- Born: 1938
- Died: 19 December 2016 (aged 78)
- Employers: Institute of Child Health, University College, London; Birkbeck, University of London;
- Known for: Expertise in developmental disorders
- Annette Karmiloff-Smith's voice from the BBC programme The Life Scientific, 22 January 2013.

= Annette Karmiloff-Smith =

Developmental psychologist (1938–2016)

Annette Karmiloff-Smith CBE FBA FMedSci (1938–2016) was a professorial research fellow at the Developmental Neurocognition Lab at Birkbeck, University of London. Before moving to Birbeck, she was Head of the Neurocognitive Development Unit at Institute of Child Health, University College, London. She was an expert in developmental disorders, with a particular interest in Williams syndrome.

Karmiloff-Smith argued against approaches that take a modality-specific approach to developmental disorders - approaches that state, for example, that autism arises because of a failure of the "theory of mind" module, or that children with specific language impairment lack a genetically determined "language module".
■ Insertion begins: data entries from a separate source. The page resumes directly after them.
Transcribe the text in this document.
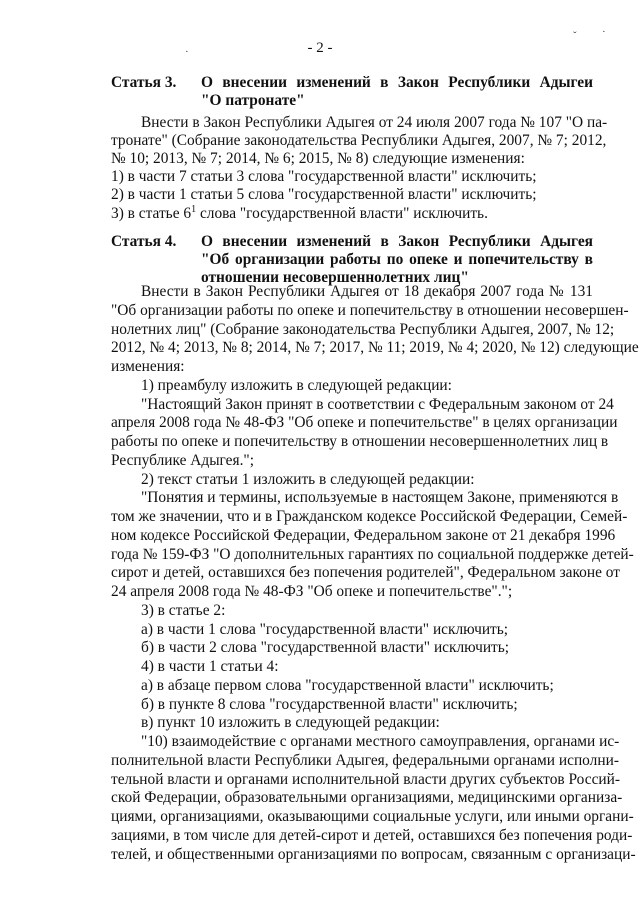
- 2 -
·
ˇ ·
Статья 3. О внесении изменений в Закон Республики Адыгеи
"О патронате"
Внести в Закон Республики Адыгея от 24 июля 2007 года № 107 "О па-
тронате" (Собрание законодательства Республики Адыгея, 2007, № 7; 2012,
№ 10; 2013, № 7; 2014, № 6; 2015, № 8) следующие изменения:
1) в части 7 статьи 3 слова "государственной власти" исключить;
2) в части 1 статьи 5 слова "государственной власти" исключить;
3) в статье $6^1$ слова "государственной власти" исключить.
Статья 4. О внесении изменений в Закон Республики Адыгея
"Об организации работы по опеке и попечительству в
отношении несовершеннолетних лиц"
Внести в Закон Республики Адыгея от 18 декабря 2007 года № 131
"Об организации работы по опеке и попечительству в отношении несовершен-
нолетних лиц" (Собрание законодательства Республики Адыгея, 2007, № 12;
2012, № 4; 2013, № 8; 2014, № 7; 2017, № 11; 2019, № 4; 2020, № 12) следующие
изменения:
1) преамбулу изложить в следующей редакции:
"Настоящий Закон принят в соответствии с Федеральным законом от 24
апреля 2008 года № 48-ФЗ "Об опеке и попечительстве" в целях организации
работы по опеке и попечительству в отношении несовершеннолетних лиц в
Республике Адыгея.";
2) текст статьи 1 изложить в следующей редакции:
"Понятия и термины, используемые в настоящем Законе, применяются в
том же значении, что и в Гражданском кодексе Российской Федерации, Семей-
ном кодексе Российской Федерации, Федеральном законе от 21 декабря 1996
года № 159-ФЗ "О дополнительных гарантиях по социальной поддержке детей-
сирот и детей, оставшихся без попечения родителей", Федеральном законе от
24 апреля 2008 года № 48-ФЗ "Об опеке и попечительстве".";
3) в статье 2:
а) в части 1 слова "государственной власти" исключить;
б) в части 2 слова "государственной власти" исключить;
4) в части 1 статьи 4:
а) в абзаце первом слова "государственной власти" исключить;
б) в пункте 8 слова "государственной власти" исключить;
в) пункт 10 изложить в следующей редакции:
"10) взаимодействие с органами местного самоуправления, органами ис-
полнительной власти Республики Адыгея, федеральными органами исполни-
тельной власти и органами исполнительной власти других субъектов Россий-
ской Федерации, образовательными организациями, медицинскими организа-
циями, организациями, оказывающими социальные услуги, или иными органи-
зациями, в том числе для детей-сирот и детей, оставшихся без попечения роди-
телей, и общественными организациями по вопросам, связанным с организаци-
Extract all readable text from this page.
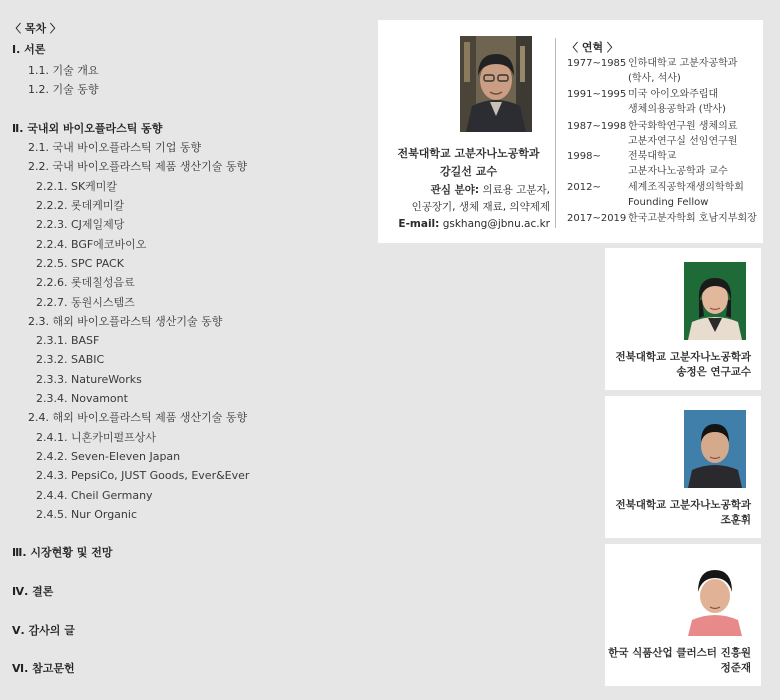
〈 목차 〉
Ⅰ. 서론
1.1. 기술 개요
1.2. 기술 동향
Ⅱ. 국내외 바이오플라스틱 동향
2.1. 국내 바이오플라스틱 기업 동향
2.2. 국내 바이오플라스틱 제품 생산기술 동향
2.2.1. SK케미칼
2.2.2. 롯데케미칼
2.2.3. CJ제일제당
2.2.4. BGF에코바이오
2.2.5. SPC PACK
2.2.6. 롯데칠성음료
2.2.7. 동원시스템즈
2.3. 해외 바이오플라스틱 생산기술 동향
2.3.1. BASF
2.3.2. SABIC
2.3.3. NatureWorks
2.3.4. Novamont
2.4. 해외 바이오플라스틱 제품 생산기술 동향
2.4.1. 니혼카미펄프상사
2.4.2. Seven-Eleven Japan
2.4.3. PepsiCo, JUST Goods, Ever&Ever
2.4.4. Cheil Germany
2.4.5. Nur Organic
Ⅲ. 시장현황 및 전망
Ⅳ. 결론
Ⅴ. 감사의 글
Ⅵ. 참고문헌
전북대학교 고분자나노공학과
강길선 교수
관심 분야: 의료용 고분자,
인공장기, 생체 재료, 의약제제
E-mail: gskhang@jbnu.ac.kr
〈 연혁 〉
1977~1985 인하대학교 고분자공학과
(학사, 석사)
1991~1995 미국 아이오와주립대
생체의용공학과 (박사)
1987~1998 한국화학연구원 생체의료
고분자연구실 선임연구원
1998~	전북대학교
고분자나노공학과 교수
2012~	세계조직공학재생의학학회
Founding Fellow
2017~2019 한국고분자학회 호남지부회장
전북대학교 고분자나노공학과
송정은 연구교수
전북대학교 고분자나노공학과
조훈휘
한국 식품산업 클러스터 진흥원
정준재
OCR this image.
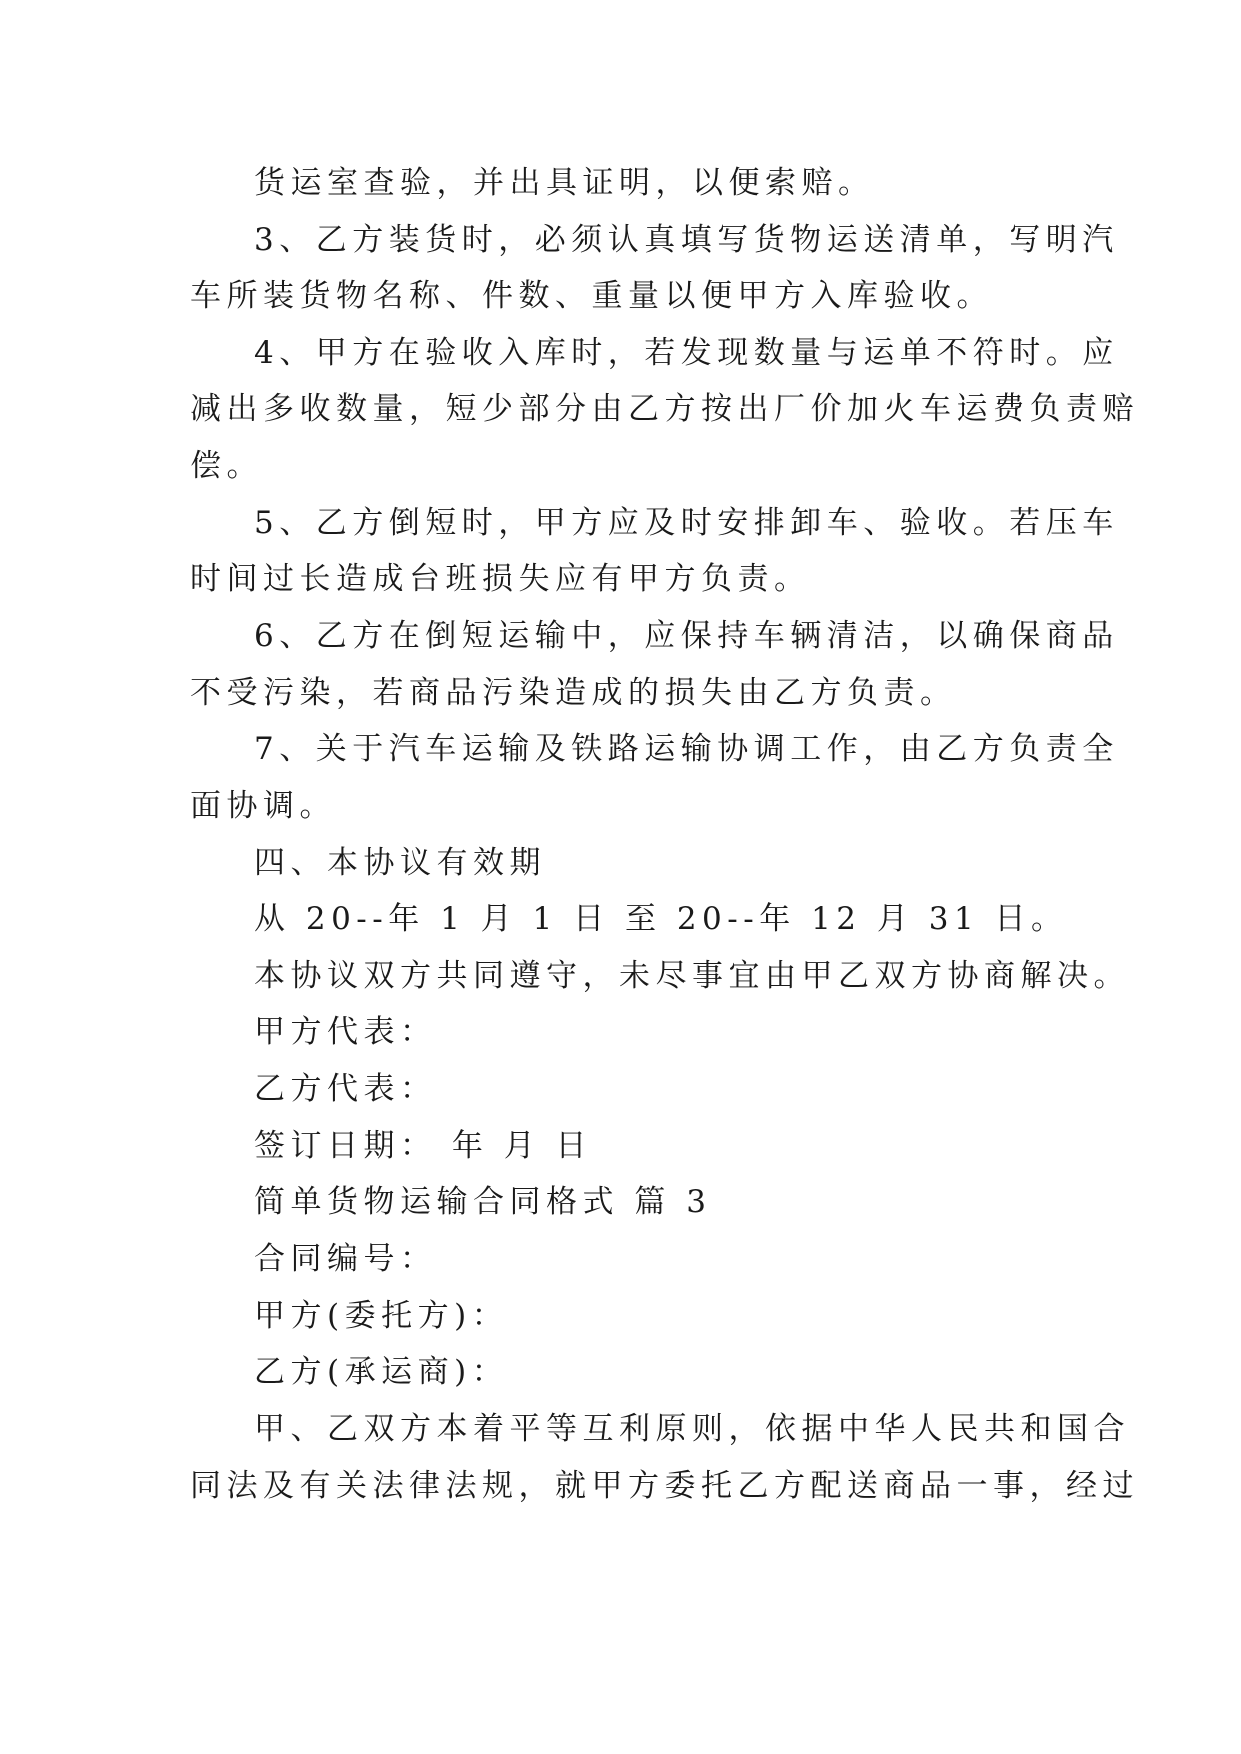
货运室查验，并出具证明，以便索赔。
3、乙方装货时，必须认真填写货物运送清单，写明汽
车所装货物名称、件数、重量以便甲方入库验收。
4、甲方在验收入库时，若发现数量与运单不符时。应
减出多收数量，短少部分由乙方按出厂价加火车运费负责赔
偿。
5、乙方倒短时，甲方应及时安排卸车、验收。若压车
时间过长造成台班损失应有甲方负责。
6、乙方在倒短运输中，应保持车辆清洁，以确保商品
不受污染，若商品污染造成的损失由乙方负责。
7、关于汽车运输及铁路运输协调工作，由乙方负责全
面协调。
四、本协议有效期
从 20--年 1 月 1 日 至 20--年 12 月 31 日。
本协议双方共同遵守，未尽事宜由甲乙双方协商解决。
甲方代表：
乙方代表：
签订日期： 年 月 日
简单货物运输合同格式 篇 3
合同编号：
甲方(委托方)：
乙方(承运商)：
甲、乙双方本着平等互利原则，依据中华人民共和国合
同法及有关法律法规，就甲方委托乙方配送商品一事，经过
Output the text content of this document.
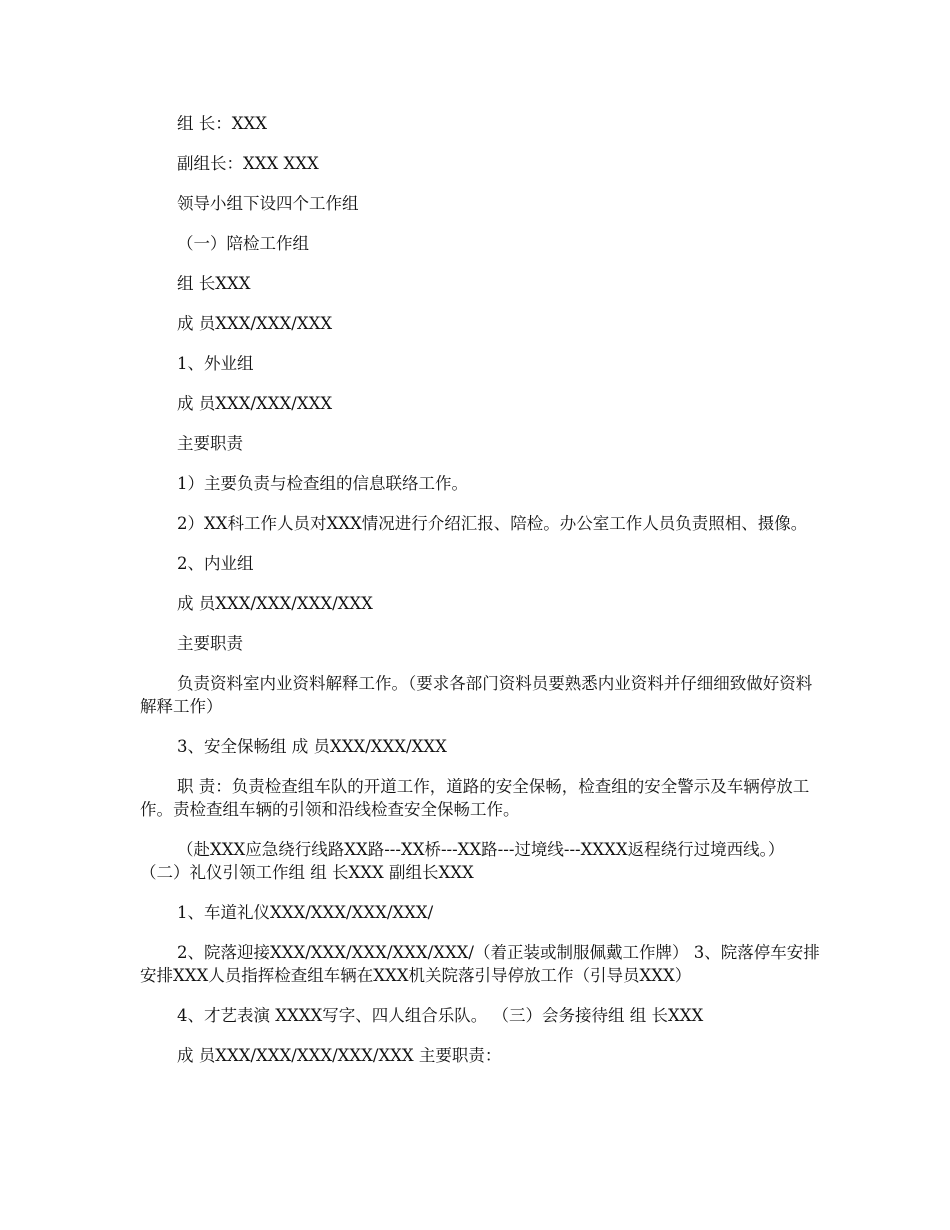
组 长：XXX

副组长：XXX XXX

领导小组下设四个工作组

（一）陪检工作组

组 长XXX

成 员XXX/XXX/XXX

1、外业组

成 员XXX/XXX/XXX

主要职责

1）主要负责与检查组的信息联络工作。

2）XX科工作人员对XXX情况进行介绍汇报、陪检。办公室工作人员负责照相、摄像。

2、内业组

成 员XXX/XXX/XXX/XXX

主要职责

负责资料室内业资料解释工作。（要求各部门资料员要熟悉内业资料并仔细细致做好资料解释工作）

3、安全保畅组 成 员XXX/XXX/XXX

职 责：负责检查组车队的开道工作，道路的安全保畅，检查组的安全警示及车辆停放工作。责检查组车辆的引领和沿线检查安全保畅工作。

（赴XXX应急绕行线路XX路---XX桥---XX路---过境线---XXXX返程绕行过境西线。） （二）礼仪引领工作组 组 长XXX 副组长XXX

1、车道礼仪XXX/XXX/XXX/XXX/

2、院落迎接XXX/XXX/XXX/XXX/XXX/（着正装或制服佩戴工作牌） 3、院落停车安排安排XXX人员指挥检查组车辆在XXX机关院落引导停放工作（引导员XXX）

4、才艺表演 XXXX写字、四人组合乐队。 （三）会务接待组 组 长XXX

成 员XXX/XXX/XXX/XXX/XXX 主要职责：
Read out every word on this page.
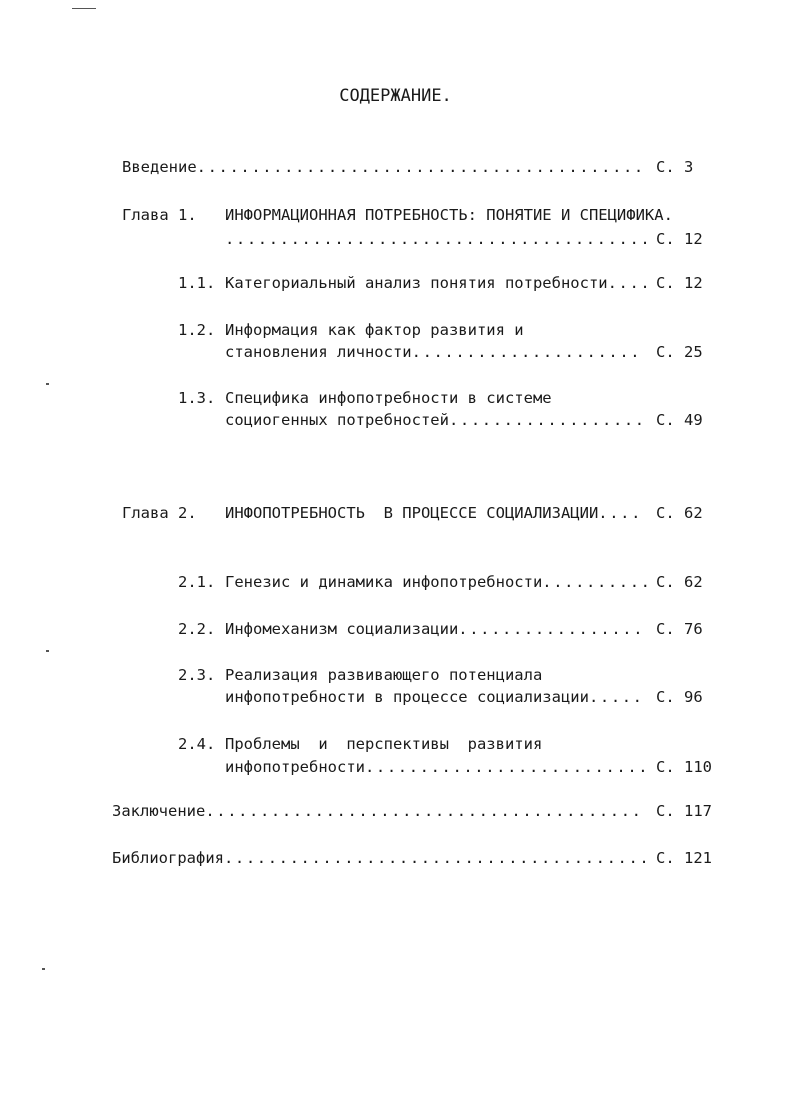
СОДЕРЖАНИЕ.
Введение......................................... С. 3
Глава 1. ИНФОРМАЦИОННАЯ ПОТРЕБНОСТЬ: ПОНЯТИЕ И СПЕЦИФИКА.
....................................... С. 12
1.1. Категориальный анализ понятия потребности.... С. 12
1.2. Информация как фактор развития и
становления личности..................... С. 25
1.3. Специфика инфопотребности в системе
социогенных потребностей.................. С. 49
Глава 2. ИНФОПОТРЕБНОСТЬ  В ПРОЦЕССЕ СОЦИАЛИЗАЦИИ.... С. 62
2.1. Генезис и динамика инфопотребности.......... С. 62
2.2. Инфомеханизм социализации................. С. 76
2.3. Реализация развивающего потенциала
инфопотребности в процессе социализации..... С. 96
2.4. Проблемы  и  перспективы  развития
инфопотребности.......................... С. 110
Заключение........................................ С. 117
Библиография....................................... С. 121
Karmiloff-Smith argued that these approaches assume a "mosaic-like" approach to cognitive development - according to which different systems within the brain develop separately from each other, based purely on information coded in the genes. The real picture of development is, she argued, much more complicated (see Interactive Specialization). Development comes about as a result of back-propagating interactions between gene, brain, behavior, and the environment; "modules" (those parts of the brain that are, for example, specialized at processing language) appear relatively late in development. Since developmental disorders arise from problems during development (as opposed to damage to a mature system) it follows that we should expect to find performance deficits that are not linked to one particular domain, but rather spread across a whole range of different performance impairments.

Karmiloff-Smith supported her theories by her research work into Williams syndrome. This rare syndrome was originally thought to manifest itself as abnormally low IQ, accompanied by "normal" ability to process social cues. In a series of papers (e.g.), Karmiloff-Smith and colleagues discovered that impairments in Williams syndrome are far more widespread than had previously been appreciated. Her theories have been further supported by work in other fields. For example, autistic children have been found to be impaired not just at Theory of Mind but also at a variety of tasks including motion perception, visual search and multi-tasking (e.g.), a finding that domain-specific theories have difficulty accounting for.

Karmiloff-Smith authored a number of books and academic articles, most notably Beyond Modularity in 1992 and Rethinking Innateness with Jeffrey Elman, Mark Johnson, Elizabeth Bates, Domenico Parisi, and Kim Plunkett in 1996.

She died on 19 December 2016 at the age of 78.